Understanding the performance of my FFI-based API

Fri Mar 10 18:05:39 UTC 2023

Hi Alan,
I did some more experiment on your repository.

First of all, I fixed the keySegment benchmark utility function to do this:

|private MemorySegment getKeySegment() { final int MAX_LEN = 9; // 
key100000 final int keyIdx = next(); final String keyStr = "key" + 
keyIdx; for (int i = 0; i < keyStr.length(); ++i) { 
keySegment.set(ValueLayout.JAVA_BYTE, i, (byte)keyStr.charAt(i)); } for 
(int i = keyStr.length(); i < MAX_LEN; ++i) { 
keySegment.set(ValueLayout.JAVA_BYTE, i, (byte) 0x30); } return 
keySegment; } |

E.g. bring it in sync with the buffer version.

Then I made, as suggested yesterday, all MethodHandles in FFIMethod 
static AND final.

Also, in FFILayout, I added a call to |.withInvokeExactBehavior()| to 
each var handle creation. This is helpful to detect inexact calls. I 
found few inexact calls:

  * one in FFIDB.java - the result of the foreign call inside
    getPinnableSlice() is casted to |Long| instead of |long|
  * one in FFIPinnableSlice.java - the |isPinned()| method also casts to
    |Boolean|, not |boolean|

Then, the |fromPinnable| factory contains some dubious code which is 
creating a buffer from a segment, just to do a copy. I replaced with this:

|MemorySegment.copy(pinnableSlice.data(), ValueLayout.JAVA_BYTE, 0, 
value, 0, (int)size); |

I’ve also updated the code to use the Java 20 API, to make sure I ran 
with reasonably up to date JVM.

Before these changes, I could see a difference between FFI and JNI, 
especially in the preallocated benchmark variants.

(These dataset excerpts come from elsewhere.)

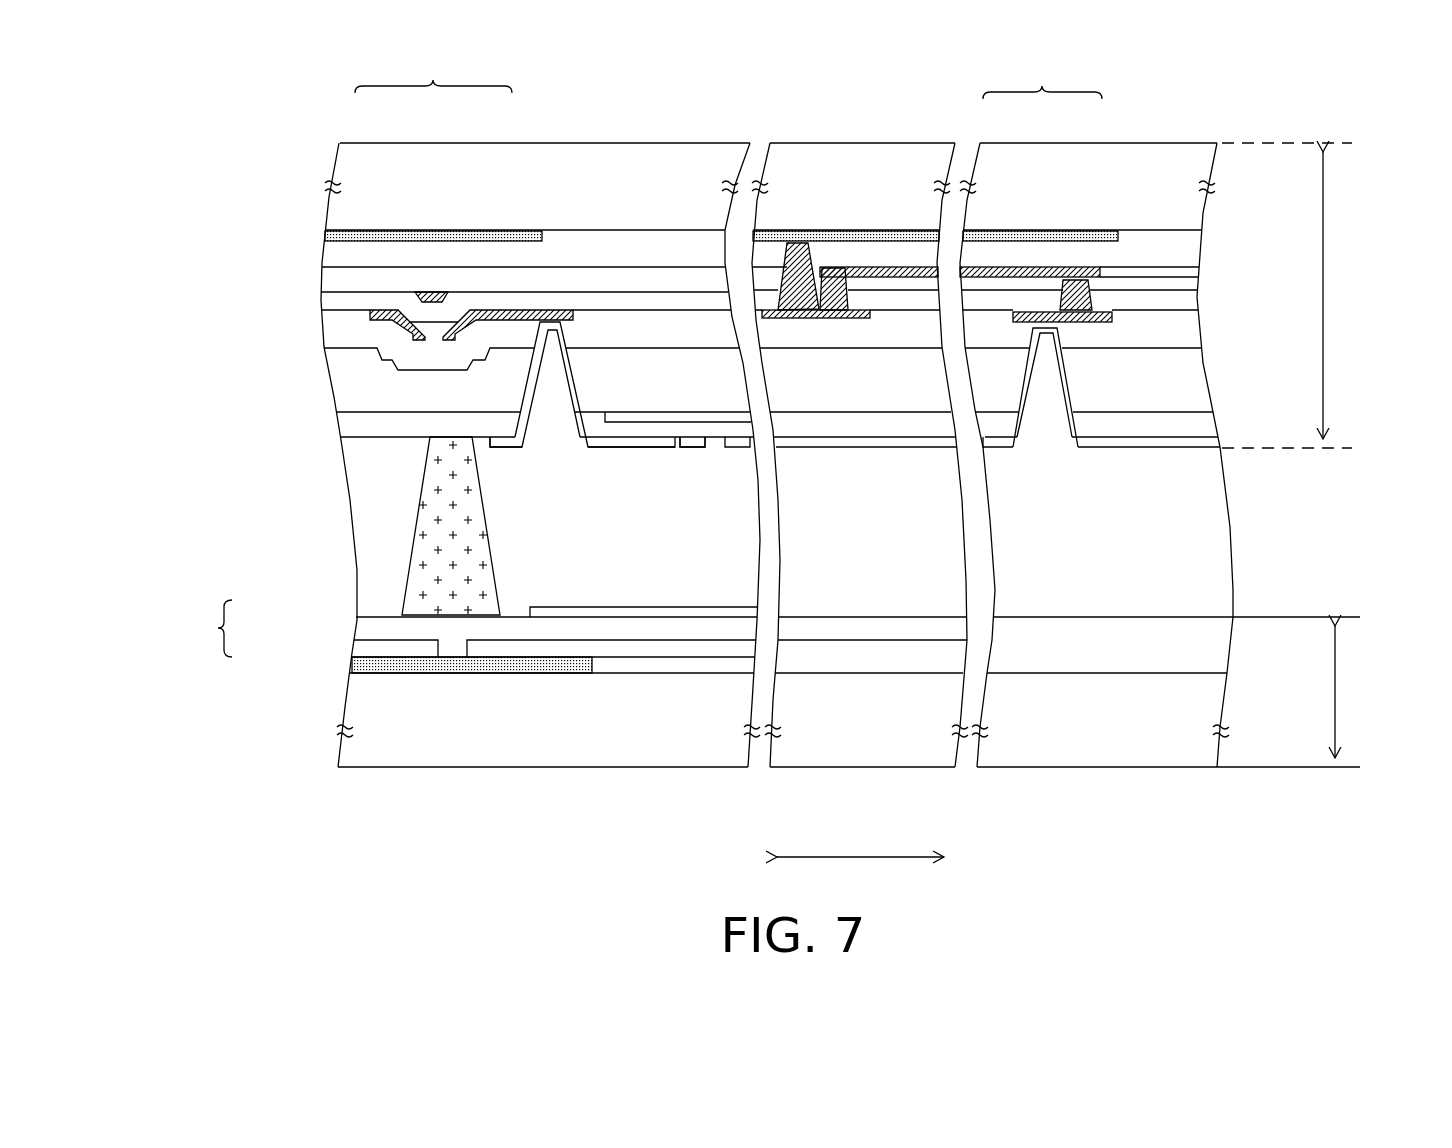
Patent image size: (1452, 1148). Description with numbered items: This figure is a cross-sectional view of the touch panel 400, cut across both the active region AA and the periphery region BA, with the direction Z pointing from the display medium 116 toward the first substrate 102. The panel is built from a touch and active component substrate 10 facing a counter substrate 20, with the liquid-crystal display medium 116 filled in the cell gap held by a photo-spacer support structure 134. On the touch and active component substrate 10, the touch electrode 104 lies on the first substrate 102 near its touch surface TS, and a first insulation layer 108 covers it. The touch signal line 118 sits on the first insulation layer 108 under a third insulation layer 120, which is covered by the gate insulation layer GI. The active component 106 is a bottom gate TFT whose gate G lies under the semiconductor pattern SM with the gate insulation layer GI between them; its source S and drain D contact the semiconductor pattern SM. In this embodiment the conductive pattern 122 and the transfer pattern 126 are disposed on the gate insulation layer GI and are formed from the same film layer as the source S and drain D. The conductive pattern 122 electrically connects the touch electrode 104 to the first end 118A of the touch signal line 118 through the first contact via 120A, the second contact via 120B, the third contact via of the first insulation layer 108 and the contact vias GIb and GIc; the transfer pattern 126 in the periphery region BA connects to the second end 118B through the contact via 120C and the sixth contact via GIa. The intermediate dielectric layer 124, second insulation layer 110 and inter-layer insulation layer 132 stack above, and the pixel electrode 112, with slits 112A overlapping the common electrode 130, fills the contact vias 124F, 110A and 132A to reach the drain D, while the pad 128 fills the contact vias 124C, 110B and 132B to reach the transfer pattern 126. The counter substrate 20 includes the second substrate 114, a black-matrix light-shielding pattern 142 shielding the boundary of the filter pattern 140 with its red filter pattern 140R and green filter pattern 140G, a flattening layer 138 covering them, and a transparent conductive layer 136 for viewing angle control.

The first substrate 102 is at (337, 160).
The touch electrode 104 is at (338, 215).
The active component 106 is at (433, 71).
The first insulation layer 108 is at (325, 234).
The second insulation layer 110 is at (340, 388).
The contact via 110A is at (533, 380).
The contact via 110B is at (1029, 380).
The pixel electrode 112 is at (590, 445).
The slit 112A is at (662, 448).
The second substrate 114 is at (1217, 698).
The display medium 116 is at (373, 483).
The touch signal line 118 is at (1042, 77).
The first end 118A is at (958, 246).
The second end 118B is at (1088, 276).
The third insulation layer 120 is at (323, 275).
The first contact via 120A is at (838, 282).
The second contact via 120B is at (810, 265).
The contact via 120C is at (1067, 283).
The conductive pattern 122 is at (812, 320).
The intermediate dielectric layer 124 is at (338, 343).
The contact via 124C is at (1037, 332).
The contact via 124F is at (541, 336).
The transfer pattern 126 is at (1112, 317).
The pad 128 is at (1190, 444).
The common electrode 130 is at (606, 420).
The inter-layer insulation layer 132 is at (348, 423).
The contact via 132A is at (515, 450).
The contact via 132B is at (1020, 425).
The support structure 134 is at (414, 545).
The conductive layer 136 is at (519, 429).
The flattening layer 138 is at (1217, 643).
The filter pattern 140 is at (197, 628).
The green filter pattern 140G is at (490, 647).
The red filter pattern 140R is at (362, 647).
The light-shielding pattern 142 is at (355, 670).
The touch and active component substrate 10 is at (1289, 295).
The counter substrate 20 is at (1293, 692).
The touch panel 400 is at (1409, 800).
The source S is at (381, 311).
The semiconductor pattern SM is at (396, 330).
The gate G is at (435, 296).
The drain D is at (488, 318).
The gate insulation layer GI is at (516, 303).
The sixth contact via GIa is at (1067, 303).
The contact via GIb is at (823, 301).
The contact via GIc is at (786, 293).
The touch surface TS is at (1150, 141).
The direction z Z is at (125, 282).
The active region AA is at (346, 857).
The periphery region BA is at (1208, 857).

With the changes 
above, it looks like this here:

|Benchmark (columnFamilyTestType) (keyCount) (keySize) (valueSize) Mode 
Cnt Score Error Units GetBenchmarks.ffiGet no_column_family 1000 128 
4096 thrpt 30 596.591 ± 6.448 ops/ms GetBenchmarks.ffiGet 
no_column_family 1000 128 65536 thrpt 30 60.277 ± 0.547 ops/ms 
GetBenchmarks.ffiGetPinnableSlice no_column_family 1000 128 4096 thrpt 
30 771.631 ± 13.835 ops/ms GetBenchmarks.ffiGetPinnableSlice 
no_column_family 1000 128 65536 thrpt 30 111.709 ± 1.306 ops/ms 
GetBenchmarks.ffiGetRandom no_column_family 1000 128 4096 thrpt 30 
591.891 ± 7.353 ops/ms GetBenchmarks.ffiGetRandom no_column_family 1000 
128 65536 thrpt 30 68.197 ± 0.600 ops/ms GetBenchmarks.ffiIdentity 
no_column_family 1000 128 4096 thrpt 30 58709.753 ± 712.660 ops/ms 
GetBenchmarks.ffiIdentity no_column_family 1000 128 65536 thrpt 30 
59265.794 ± 834.989 ops/ms GetBenchmarks.ffiPreallocatedGet 
no_column_family 1000 128 4096 thrpt 30 736.686 ± 8.370 ops/ms 
GetBenchmarks.ffiPreallocatedGet no_column_family 1000 128 65536 thrpt 
30 101.211 ± 0.347 ops/ms GetBenchmarks.ffiPreallocatedGetRandom 
no_column_family 1000 128 4096 thrpt 30 598.381 ± 6.252 ops/ms 
GetBenchmarks.ffiPreallocatedGetRandom no_column_family 1000 128 65536 
thrpt 30 68.037 ± 0.632 ops/ms GetBenchmarks.get no_column_family 1000 
128 4096 thrpt 30 559.800 ± 3.369 ops/ms GetBenchmarks.get 
no_column_family 1000 128 65536 thrpt 30 60.567 ± 0.380 ops/ms 
GetBenchmarks.preallocatedByteBufferGet no_column_family 1000 128 4096 
thrpt 30 758.639 ± 13.025 ops/ms GetBenchmarks.preallocatedByteBufferGet 
no_column_family 1000 128 65536 thrpt 30 103.190 ± 1.219 ops/ms 
GetBenchmarks.preallocatedByteBufferGetRandom no_column_family 1000 128 
4096 thrpt 30 753.189 ± 12.498 ops/ms 
GetBenchmarks.preallocatedByteBufferGetRandom no_column_family 1000 128 
65536 thrpt 30 103.644 ± 3.625 ops/ms GetBenchmarks.preallocatedGet 
no_column_family 1000 128 4096 thrpt 30 707.330 ± 10.811 ops/ms 
GetBenchmarks.preallocatedGet no_column_family 1000 128 65536 thrpt 30 
96.743 ± 1.609 ops/ms |

It seems most of the numbers are roughly the same.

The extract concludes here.